The current literature presents conflicting evidence on the effects of antibiotic treatment and the gut microbiome on bone, showing that modifications may have no significant changes in BV/TV after injury when compared to untreated control mice, but have a lowering effect when compared to uninjured treated mice [26
]. In germ-free mice, AB treatment can increase the BV/TV after injury compared to injured controls, but these mice also have a lower BV/TV when compared to uninjured germ-free mice [29
]. Our results showed no changes in BV/TV on injured AB-treated mice when compared to the injured VEH, but did show a decrease in in BV/TV when compared to the AB contralateral. These results are similar to the decrease in BV/TV observed after tibial compression (TC) injury in strains that are resistant to PTOA, like MRL/MpJ
]. Our AB group showed an improvement in cartilage, and though these mice are not OA-resistant to the extent of MRL/MpJ
mice, we observed similarities in the expression of T-cell markers like Cd3d
]. Although inflammation is resolved quicker in MRL/MpJ
mice, bone resorption still occurs, similar to the C57Bl6 strain, due to the presence of pro-inflammatory cytokines and matrix metalloproteinases (MMPs) that promote osteoclastogenesis and extracellular matrix degradation [75
]. The similarity of T-cell markers could potentially enhance healing and accelerate inflammation resolution in AB-treated mice, which could diminish the PTOA phenotype.

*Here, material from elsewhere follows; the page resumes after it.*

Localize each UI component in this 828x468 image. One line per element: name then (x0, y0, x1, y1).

Our study uniquely examines the impact of long-term antibiotic treatment on OA outcomes subsequent to joint trauma. Prior to this study, we did not know if there were any PTOA changes caused by the administration of antibiotics. While we found that this particular AB regime had a beneficial effect on the health of injured and uninjured joints, it still remains to be elucidated whether short term AB treatment can be prophylactic; most importantly, questions remain about whether AB treatment post injury would have the same beneficial effect. This study highlights the importance of how the body works as a system and how systemic and local factors present prior to injury can significantly impact how our body heals and responds to trauma. This study highlights the importance of the gut biome in modulating PTOA, specifically by affecting toll-like receptors transcriptional levels that may in turn influence PTOA outcome after injury.